Zwei Jahre Ermittlungen zu Vorwürfen des sexuellen Missbrauchs im Piusheim enden ohne Ergebnis. Das zeigt, wie schwierig die Spurensuche bei solchen Fällen ist.

Kommentar von Korbinian Eisenberger

Es ist sehr wahrscheinlich, dass sich in der Ortschaft Baiern südöstlich von München einst abscheuliche Szenen zutrugen. Wer die Hinweise sieht, muss davon ausgehen, dass dort über Jahre hinweg, eher Jahrzehnte, Kinder und Jugendliche von einzelnen Heimmitarbeitern sexuell missbraucht worden sind. Es gibt Personen, die sich glaubhaft daran erinnern, wie sie vergewaltigt wurden. Für sie muss die Nachricht unerhört klingen, dass die Ermittlungen in der Causa Piusheim nun eingestellt wurden.

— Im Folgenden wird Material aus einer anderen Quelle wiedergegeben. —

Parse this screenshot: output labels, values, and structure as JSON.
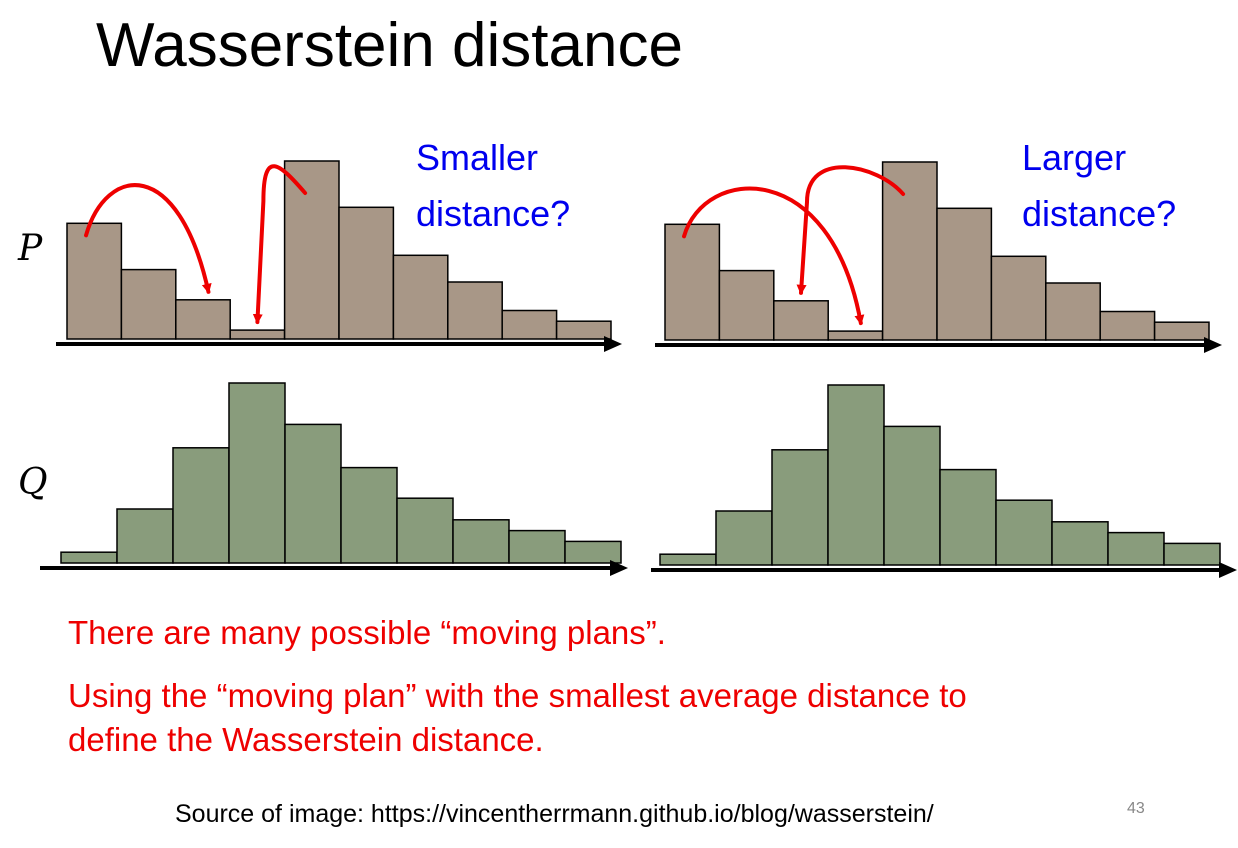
{
  "title": "Wasserstein distance",
  "labels": {
    "p": "P",
    "q": "Q"
  },
  "captions": {
    "left": [
      "Smaller",
      "distance?"
    ],
    "right": [
      "Larger",
      "distance?"
    ]
  },
  "notes": [
    "There are many possible “moving plans”.",
    "Using the “moving plan” with the smallest average distance to",
    "define the Wasserstein distance."
  ],
  "source": "Source of image: https://vincentherrmann.github.io/blog/wasserstein/",
  "page_number": "43",
  "colors": {
    "p_bar": "#a89787",
    "q_bar": "#899c7c",
    "arrow": "#ee0000",
    "caption": "#0000ee",
    "note": "#ee0000"
  },
  "chart_data": {
    "type": "bar",
    "distributions": {
      "P": [
        0.65,
        0.39,
        0.22,
        0.05,
        1.0,
        0.74,
        0.47,
        0.32,
        0.16,
        0.1
      ],
      "Q": [
        0.06,
        0.3,
        0.64,
        1.0,
        0.77,
        0.53,
        0.36,
        0.24,
        0.18,
        0.12
      ]
    },
    "panels": [
      {
        "caption": "Smaller distance?",
        "moves": [
          {
            "from_bin": 0,
            "to_bin": 2
          },
          {
            "from_bin": 4,
            "to_bin": 3
          }
        ]
      },
      {
        "caption": "Larger distance?",
        "moves": [
          {
            "from_bin": 0,
            "to_bin": 3
          },
          {
            "from_bin": 4,
            "to_bin": 2
          }
        ]
      }
    ]
  }
}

Etwas mehr als zwei Jahre nach Beginn der polizeilichen Nachforschungen im Frühjahr 2020 hat die Staatsanwaltschaft den Fall aufgegeben. Zwei Jahre Recherche ohne Ergebnis für Menschen, die seit ihrer Kindheit unter Traumata leiden. Angesichts der Erlebnisse der Betroffenen fühlt sich das falsch an.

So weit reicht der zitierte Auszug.